Affiche du fim L'homme aux mille visages

          Après avoir délaissé les salles obscures pendant des mois, voilà que d’un coup je ne les quitte plus (quitte à y faire la sieste). Je n’ai donc pas fini de vous parler de cinéma, d’autant plus qu’en ce moment je lis plutôt lentement et n’ai donc pas grand chose à vous présenter comme nouveautés de ce côté-là. Et puis comme je ne sors plus… reste donc le cinéma. Une belle série d’articles rien que pour vous. Comme à mon habitude, je suis allée voir ce film sans avoir la moindre idée de quoi il pouvait bien s’agir, juste parce que l’horaire me convenait et que j’ai bien les polars. L’histoire avait finalement tout pour plaire. Espèce de film d’espionnage peuplé de crapules en tous genres qui jouent à cache cache avec la police et ourdissent des complots.

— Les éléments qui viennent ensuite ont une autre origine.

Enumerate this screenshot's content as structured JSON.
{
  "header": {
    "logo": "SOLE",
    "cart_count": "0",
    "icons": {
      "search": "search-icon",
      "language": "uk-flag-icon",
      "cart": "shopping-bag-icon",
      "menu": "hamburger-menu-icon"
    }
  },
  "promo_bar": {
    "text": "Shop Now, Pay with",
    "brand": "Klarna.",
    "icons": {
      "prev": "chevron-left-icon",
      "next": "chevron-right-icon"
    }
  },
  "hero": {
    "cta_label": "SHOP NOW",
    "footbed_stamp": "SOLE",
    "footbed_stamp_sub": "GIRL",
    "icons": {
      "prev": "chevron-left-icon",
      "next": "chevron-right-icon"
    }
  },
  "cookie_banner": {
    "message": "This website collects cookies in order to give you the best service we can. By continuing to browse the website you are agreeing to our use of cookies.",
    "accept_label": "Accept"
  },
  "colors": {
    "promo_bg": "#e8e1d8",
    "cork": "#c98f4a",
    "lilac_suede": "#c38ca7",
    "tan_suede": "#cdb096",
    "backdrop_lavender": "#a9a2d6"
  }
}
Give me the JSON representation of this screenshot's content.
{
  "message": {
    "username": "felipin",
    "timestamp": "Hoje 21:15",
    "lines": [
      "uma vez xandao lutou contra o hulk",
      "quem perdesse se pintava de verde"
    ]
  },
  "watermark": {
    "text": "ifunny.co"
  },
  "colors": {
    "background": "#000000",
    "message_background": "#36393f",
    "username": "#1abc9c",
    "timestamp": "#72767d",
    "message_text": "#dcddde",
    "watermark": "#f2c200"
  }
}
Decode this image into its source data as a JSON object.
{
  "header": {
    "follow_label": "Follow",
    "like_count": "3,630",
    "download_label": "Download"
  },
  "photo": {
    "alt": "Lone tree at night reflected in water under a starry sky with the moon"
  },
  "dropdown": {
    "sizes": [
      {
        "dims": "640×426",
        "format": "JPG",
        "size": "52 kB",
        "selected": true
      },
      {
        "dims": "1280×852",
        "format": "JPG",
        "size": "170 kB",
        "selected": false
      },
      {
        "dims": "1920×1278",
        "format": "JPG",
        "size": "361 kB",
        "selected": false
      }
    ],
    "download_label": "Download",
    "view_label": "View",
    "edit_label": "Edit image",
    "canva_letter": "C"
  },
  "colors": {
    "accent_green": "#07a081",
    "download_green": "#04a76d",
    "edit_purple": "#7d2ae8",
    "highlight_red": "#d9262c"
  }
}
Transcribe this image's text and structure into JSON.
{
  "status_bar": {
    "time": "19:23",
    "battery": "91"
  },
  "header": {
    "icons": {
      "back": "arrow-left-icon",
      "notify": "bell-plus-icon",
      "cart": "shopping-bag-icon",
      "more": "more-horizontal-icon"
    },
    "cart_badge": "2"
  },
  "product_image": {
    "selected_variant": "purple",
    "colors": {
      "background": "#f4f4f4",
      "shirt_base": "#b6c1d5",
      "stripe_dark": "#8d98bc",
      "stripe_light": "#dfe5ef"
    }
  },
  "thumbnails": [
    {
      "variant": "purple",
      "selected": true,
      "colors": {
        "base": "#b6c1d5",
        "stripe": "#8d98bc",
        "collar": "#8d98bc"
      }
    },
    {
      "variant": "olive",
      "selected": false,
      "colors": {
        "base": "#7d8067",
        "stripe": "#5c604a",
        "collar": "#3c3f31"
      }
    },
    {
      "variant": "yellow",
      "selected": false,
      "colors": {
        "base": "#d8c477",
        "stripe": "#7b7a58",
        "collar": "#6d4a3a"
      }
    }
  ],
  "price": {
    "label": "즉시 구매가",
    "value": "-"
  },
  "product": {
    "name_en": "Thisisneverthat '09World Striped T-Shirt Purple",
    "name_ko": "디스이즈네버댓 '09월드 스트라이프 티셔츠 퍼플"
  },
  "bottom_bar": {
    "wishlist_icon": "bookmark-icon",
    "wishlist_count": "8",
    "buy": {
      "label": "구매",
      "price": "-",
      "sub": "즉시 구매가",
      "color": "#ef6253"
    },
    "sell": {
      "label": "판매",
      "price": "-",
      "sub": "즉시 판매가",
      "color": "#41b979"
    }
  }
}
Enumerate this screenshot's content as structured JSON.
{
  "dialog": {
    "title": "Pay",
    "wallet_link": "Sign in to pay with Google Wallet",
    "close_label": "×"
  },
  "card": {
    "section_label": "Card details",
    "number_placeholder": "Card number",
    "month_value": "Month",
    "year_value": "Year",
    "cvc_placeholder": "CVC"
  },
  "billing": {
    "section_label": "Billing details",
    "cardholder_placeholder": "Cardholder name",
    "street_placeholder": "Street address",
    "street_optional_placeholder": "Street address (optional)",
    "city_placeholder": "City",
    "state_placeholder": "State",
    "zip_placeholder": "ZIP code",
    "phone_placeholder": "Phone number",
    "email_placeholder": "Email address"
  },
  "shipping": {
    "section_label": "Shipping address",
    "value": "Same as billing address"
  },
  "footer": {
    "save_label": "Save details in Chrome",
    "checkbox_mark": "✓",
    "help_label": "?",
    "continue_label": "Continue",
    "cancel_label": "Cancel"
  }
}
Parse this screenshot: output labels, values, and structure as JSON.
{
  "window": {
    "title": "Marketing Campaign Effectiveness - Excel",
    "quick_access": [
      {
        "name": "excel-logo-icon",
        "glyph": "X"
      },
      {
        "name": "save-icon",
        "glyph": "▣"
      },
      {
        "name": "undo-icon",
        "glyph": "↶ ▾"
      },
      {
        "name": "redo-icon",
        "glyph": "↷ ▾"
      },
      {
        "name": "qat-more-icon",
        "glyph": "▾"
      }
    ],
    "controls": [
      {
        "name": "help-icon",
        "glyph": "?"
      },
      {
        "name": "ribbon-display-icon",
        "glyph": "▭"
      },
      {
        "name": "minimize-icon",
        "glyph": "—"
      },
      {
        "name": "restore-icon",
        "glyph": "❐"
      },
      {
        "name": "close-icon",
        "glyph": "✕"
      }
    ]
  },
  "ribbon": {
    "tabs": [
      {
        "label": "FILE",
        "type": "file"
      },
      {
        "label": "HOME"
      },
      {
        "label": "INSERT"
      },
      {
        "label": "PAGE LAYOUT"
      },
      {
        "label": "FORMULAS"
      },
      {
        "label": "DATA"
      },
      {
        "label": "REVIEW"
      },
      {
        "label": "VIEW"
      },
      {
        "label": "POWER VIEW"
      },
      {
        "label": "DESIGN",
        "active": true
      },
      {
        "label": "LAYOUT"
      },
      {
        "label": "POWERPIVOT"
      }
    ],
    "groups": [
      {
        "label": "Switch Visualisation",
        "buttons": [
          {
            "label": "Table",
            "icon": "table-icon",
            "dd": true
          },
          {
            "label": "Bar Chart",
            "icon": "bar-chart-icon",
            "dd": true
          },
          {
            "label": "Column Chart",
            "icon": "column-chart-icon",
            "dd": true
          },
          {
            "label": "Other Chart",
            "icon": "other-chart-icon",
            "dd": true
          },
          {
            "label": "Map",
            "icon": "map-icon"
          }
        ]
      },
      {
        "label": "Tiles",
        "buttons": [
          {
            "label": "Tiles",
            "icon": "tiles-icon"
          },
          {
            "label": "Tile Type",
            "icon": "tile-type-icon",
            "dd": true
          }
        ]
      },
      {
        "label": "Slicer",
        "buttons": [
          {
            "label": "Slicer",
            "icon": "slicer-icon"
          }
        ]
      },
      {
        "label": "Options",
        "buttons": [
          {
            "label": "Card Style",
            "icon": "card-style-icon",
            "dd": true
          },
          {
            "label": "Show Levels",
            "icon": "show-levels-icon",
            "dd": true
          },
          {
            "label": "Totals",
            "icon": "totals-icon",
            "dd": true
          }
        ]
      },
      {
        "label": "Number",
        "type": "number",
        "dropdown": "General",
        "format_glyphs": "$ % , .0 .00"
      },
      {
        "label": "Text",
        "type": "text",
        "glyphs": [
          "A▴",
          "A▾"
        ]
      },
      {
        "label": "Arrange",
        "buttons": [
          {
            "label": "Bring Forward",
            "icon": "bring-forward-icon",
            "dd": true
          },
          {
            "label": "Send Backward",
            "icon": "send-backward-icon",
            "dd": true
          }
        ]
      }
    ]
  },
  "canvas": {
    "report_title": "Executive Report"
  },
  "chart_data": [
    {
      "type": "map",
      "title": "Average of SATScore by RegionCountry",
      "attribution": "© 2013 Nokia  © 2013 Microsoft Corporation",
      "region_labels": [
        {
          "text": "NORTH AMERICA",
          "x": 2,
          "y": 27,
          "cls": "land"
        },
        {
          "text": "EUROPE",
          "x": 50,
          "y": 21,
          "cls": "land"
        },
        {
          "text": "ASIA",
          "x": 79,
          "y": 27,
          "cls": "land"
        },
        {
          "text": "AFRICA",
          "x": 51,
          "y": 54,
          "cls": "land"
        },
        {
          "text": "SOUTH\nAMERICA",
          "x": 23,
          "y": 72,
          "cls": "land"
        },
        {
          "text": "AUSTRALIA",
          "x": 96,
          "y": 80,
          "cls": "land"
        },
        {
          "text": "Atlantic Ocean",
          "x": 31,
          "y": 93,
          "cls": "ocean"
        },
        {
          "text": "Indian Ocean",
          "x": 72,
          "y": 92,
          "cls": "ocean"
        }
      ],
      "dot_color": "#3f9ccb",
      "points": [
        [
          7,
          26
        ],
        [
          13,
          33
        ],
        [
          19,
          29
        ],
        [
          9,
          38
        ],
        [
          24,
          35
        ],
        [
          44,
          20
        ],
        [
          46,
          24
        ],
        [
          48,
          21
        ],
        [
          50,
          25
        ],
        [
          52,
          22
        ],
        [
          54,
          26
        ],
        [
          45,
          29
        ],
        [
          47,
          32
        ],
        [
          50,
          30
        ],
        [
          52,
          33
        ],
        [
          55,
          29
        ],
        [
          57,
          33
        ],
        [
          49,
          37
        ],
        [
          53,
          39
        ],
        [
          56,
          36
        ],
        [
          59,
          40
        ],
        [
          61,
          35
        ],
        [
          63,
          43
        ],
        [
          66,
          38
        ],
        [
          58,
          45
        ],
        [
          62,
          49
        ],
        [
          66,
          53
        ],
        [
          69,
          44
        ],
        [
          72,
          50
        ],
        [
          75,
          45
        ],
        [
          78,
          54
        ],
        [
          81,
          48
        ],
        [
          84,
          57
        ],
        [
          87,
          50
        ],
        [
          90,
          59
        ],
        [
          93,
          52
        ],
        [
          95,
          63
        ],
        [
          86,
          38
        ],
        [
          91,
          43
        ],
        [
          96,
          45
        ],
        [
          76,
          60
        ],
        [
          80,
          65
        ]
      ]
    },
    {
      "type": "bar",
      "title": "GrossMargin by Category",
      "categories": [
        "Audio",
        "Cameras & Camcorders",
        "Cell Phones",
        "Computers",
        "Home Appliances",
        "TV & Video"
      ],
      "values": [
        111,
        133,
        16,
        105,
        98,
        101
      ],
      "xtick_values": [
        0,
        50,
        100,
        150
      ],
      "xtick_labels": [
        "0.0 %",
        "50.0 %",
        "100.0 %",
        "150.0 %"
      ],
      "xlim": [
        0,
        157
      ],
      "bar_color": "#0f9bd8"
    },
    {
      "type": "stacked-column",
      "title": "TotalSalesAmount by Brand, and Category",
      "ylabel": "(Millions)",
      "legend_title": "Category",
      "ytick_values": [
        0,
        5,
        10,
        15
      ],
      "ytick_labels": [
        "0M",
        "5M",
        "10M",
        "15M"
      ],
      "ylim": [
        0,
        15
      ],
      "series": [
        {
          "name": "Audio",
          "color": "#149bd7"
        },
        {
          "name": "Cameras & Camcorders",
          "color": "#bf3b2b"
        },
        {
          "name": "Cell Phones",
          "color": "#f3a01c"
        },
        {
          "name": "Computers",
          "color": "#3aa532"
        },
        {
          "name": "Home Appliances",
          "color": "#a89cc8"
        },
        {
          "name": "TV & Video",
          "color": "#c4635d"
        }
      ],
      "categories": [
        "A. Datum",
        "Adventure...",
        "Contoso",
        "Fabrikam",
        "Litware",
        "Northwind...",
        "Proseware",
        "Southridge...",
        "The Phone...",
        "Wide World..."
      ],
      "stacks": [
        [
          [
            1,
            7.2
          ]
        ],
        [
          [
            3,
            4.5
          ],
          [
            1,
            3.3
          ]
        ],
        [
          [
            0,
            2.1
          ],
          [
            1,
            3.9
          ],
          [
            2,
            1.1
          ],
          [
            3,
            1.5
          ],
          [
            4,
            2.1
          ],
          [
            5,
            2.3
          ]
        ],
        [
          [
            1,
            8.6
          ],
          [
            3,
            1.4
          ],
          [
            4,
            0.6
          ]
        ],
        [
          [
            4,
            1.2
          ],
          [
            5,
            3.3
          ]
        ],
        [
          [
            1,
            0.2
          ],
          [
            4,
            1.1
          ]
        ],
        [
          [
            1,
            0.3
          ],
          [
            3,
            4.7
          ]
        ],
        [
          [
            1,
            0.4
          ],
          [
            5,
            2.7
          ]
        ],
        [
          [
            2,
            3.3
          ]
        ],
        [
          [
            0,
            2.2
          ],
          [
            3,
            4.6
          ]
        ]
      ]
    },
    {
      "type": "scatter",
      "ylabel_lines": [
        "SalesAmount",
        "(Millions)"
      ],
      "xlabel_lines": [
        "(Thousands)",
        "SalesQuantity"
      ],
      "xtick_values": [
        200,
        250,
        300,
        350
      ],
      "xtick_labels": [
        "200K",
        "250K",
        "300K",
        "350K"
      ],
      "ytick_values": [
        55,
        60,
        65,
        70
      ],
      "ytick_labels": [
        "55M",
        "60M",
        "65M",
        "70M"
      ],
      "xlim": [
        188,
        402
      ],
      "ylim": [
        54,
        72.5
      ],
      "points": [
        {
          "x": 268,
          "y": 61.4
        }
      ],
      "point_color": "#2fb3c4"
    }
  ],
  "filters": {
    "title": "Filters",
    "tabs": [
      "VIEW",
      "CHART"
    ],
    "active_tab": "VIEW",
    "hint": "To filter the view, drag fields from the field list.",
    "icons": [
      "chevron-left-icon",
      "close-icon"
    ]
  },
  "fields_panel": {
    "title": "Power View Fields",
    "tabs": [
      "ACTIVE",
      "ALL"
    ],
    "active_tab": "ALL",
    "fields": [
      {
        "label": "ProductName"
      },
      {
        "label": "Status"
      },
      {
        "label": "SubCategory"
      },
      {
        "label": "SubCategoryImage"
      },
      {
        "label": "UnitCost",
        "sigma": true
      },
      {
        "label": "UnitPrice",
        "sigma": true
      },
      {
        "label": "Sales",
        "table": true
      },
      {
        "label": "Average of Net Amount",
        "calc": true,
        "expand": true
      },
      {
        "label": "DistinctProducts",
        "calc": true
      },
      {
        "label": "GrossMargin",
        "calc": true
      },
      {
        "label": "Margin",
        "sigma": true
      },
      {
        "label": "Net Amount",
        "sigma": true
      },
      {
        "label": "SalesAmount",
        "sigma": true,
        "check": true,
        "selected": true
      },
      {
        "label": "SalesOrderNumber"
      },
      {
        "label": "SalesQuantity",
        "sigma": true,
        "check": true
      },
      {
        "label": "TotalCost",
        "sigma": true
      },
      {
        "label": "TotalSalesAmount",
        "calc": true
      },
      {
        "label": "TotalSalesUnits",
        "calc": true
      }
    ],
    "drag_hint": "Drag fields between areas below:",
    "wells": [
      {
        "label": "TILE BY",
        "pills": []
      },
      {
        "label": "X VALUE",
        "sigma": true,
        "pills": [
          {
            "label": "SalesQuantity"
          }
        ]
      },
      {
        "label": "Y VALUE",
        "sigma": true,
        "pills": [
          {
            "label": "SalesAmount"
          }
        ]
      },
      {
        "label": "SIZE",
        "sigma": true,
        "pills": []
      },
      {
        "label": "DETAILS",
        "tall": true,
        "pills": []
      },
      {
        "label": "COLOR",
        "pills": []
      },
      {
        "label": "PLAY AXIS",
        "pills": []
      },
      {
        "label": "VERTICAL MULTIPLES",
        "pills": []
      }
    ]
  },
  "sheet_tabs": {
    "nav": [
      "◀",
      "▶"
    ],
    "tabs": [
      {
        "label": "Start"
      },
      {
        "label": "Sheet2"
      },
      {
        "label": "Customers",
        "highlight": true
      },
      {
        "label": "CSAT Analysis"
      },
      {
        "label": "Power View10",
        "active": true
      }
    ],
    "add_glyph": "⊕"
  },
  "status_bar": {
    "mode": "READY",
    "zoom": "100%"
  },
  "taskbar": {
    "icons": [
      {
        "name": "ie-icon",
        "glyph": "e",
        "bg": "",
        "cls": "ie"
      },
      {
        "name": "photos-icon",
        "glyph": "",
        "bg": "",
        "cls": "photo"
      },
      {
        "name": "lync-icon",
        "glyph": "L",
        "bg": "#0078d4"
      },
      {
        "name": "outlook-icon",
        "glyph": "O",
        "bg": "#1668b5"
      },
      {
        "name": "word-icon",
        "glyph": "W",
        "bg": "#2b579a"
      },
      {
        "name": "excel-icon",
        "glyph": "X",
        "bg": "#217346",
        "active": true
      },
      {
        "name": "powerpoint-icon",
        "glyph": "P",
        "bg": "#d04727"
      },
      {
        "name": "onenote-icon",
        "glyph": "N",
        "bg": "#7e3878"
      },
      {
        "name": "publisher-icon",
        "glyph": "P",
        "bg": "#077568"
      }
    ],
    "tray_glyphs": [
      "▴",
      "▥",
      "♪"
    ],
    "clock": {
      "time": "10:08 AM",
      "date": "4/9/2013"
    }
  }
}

Image du film L'homme aux mille visages

          Dans les faits, ç’a été un peu plus compliqué… Il y a des choses intéressantes dans ce thriller plutôt efficace mais j’ai eu du mal à m’installer dedans. C’est très sombre et assez tortueux. Je ne connaissais rien à cette histoire et pas grand chose non plus à la période et j’avoue avoir parfois dû me concentrer sérieusement pour arriver à suivre (sans être toujours bien sûre d’y être arrivée d’ailleurs). Difficile du coup de se laisser porter par cette intrigue folle qui est un vrai labyrinthe et a tendance à perdre le spectateur en route. L’ambiance est plutôt pesante, les personnages peu sympathiques et la mise en scène quelque peu vieillotte, même si au final ça colle assez bien avec la période concernée. Bien qu’il se passe pas mal de choses, j’ai parfois trouvé le temps un peu long devant ses manigances sans fin. L’histoire a un gros potentiel mais le tout est un peu pesant même si le résultat n’est pas mauvais. Impression mitigée donc sur ce film dense, complexe et sombre : pas toujours simple à suivre.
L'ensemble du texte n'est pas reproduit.